Traditional provider organizations need to find ways to offer these services not just at the margins of the day, and not just by small pockets of early adopters. There are solutions to this problem, but they require material restructuring and can be costly. One approach is to include non-physician providers in staffing telemedicine programs; we are experimenting with having licensed providers of all kinds including physician assistants, nurses, and nutritionists deliver virtual care. Physicians can dedicate more of their schedules to virtual care, but will need more flexible hours and appropriate compensation to accommodate this shift. Practices will need resources as they would for any large rollout — think of the resourcing of the national Patient-Centered Medical Home movement, but applied to comprehensive digital care. And finally clinicians will need careful education and training for digital health, which is by and large not found in national training and continuing education programs.
There are other structural barriers providers will need to overcome in a hurry. One is provider licensing, a critical limiter of regional and national market share. Care systems are either entirely or predominantly licensed only in a single state, whereas dedicated digital care companies will establish licensure in all fifty. Another is technology: Like Walmart, providers will need to integrate a digital platform into their existing model. Until EMR vendors offer great digital health tools as part of their standard systems, we will need to design or license these ourselves. As Fast Health Interoperability Resources (FHIR) and Meaningful Use Stage 3 create more connections between electronic records, patient data, and personal health apps, the technology landscape will begin to change very quickly in 2018, with digital care delivery front and center.

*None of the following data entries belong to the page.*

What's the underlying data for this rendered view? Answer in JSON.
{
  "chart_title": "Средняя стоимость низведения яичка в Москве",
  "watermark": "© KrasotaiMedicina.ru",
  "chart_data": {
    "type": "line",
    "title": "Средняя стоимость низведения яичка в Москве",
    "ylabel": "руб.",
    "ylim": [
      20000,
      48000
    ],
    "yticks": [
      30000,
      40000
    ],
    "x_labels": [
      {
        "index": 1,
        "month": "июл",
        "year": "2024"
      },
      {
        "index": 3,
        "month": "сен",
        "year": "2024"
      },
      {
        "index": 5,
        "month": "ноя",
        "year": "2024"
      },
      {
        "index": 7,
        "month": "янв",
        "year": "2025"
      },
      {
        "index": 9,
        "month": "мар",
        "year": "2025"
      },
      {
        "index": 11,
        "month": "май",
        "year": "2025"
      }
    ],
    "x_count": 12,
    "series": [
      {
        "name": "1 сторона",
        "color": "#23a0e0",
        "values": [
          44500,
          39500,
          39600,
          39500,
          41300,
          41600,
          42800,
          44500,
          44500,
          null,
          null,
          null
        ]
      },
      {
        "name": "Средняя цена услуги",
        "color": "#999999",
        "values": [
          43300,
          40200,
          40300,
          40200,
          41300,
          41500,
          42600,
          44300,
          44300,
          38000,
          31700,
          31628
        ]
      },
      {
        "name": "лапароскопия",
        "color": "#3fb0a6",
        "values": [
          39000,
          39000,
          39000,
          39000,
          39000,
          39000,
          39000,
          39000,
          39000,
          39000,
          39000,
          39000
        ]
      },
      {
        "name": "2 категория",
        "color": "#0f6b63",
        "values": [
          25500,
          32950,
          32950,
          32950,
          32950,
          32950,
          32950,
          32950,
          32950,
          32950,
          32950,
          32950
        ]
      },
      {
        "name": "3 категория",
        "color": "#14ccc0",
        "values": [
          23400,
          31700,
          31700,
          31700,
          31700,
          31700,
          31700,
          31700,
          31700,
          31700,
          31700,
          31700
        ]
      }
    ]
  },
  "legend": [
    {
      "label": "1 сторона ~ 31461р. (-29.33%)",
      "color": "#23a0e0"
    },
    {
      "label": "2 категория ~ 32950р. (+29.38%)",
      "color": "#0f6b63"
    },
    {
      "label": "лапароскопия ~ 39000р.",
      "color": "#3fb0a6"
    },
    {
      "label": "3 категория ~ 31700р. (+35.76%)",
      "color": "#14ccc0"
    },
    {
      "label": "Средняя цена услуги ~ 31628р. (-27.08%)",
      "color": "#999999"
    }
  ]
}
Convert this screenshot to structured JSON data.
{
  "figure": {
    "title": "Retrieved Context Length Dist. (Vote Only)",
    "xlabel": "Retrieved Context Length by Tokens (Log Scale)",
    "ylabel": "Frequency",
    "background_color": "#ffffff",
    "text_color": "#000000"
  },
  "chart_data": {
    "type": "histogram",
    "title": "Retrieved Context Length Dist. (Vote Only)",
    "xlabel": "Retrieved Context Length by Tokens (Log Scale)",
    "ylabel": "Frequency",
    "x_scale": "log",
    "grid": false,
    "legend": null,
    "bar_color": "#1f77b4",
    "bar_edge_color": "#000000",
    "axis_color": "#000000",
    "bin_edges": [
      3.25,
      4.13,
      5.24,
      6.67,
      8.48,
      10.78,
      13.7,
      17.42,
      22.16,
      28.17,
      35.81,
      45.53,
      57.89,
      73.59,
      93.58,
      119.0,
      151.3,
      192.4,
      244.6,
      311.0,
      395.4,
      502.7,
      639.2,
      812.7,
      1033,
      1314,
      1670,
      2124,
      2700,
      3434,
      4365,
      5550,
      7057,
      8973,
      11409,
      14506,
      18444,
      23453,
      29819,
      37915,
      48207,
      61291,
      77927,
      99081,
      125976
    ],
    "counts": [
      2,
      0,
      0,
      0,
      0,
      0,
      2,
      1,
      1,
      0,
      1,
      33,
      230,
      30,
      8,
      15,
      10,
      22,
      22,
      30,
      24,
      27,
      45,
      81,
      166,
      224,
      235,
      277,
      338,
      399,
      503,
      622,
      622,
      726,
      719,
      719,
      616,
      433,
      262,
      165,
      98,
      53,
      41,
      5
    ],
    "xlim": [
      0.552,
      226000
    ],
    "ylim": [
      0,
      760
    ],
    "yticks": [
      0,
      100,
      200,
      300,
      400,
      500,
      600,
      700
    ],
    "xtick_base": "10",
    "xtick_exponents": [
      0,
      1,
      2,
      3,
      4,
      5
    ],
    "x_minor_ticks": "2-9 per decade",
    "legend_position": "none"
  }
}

Healthcare providers, like retailers and other traditionally in-person businesses, need to prepare for a future where technology companies, focused solely on delivering care virtually, increasingly meet the needs of patients more conveniently and efficiently. Providers can either cede market share and volume to these companies, or beat them at their own game by scaling their own virtual care services. Strategic decisions providers make today will determine how ready they will be for a future where patients expect their healthcare to be as seamless as online shopping, if they are to remain loyal.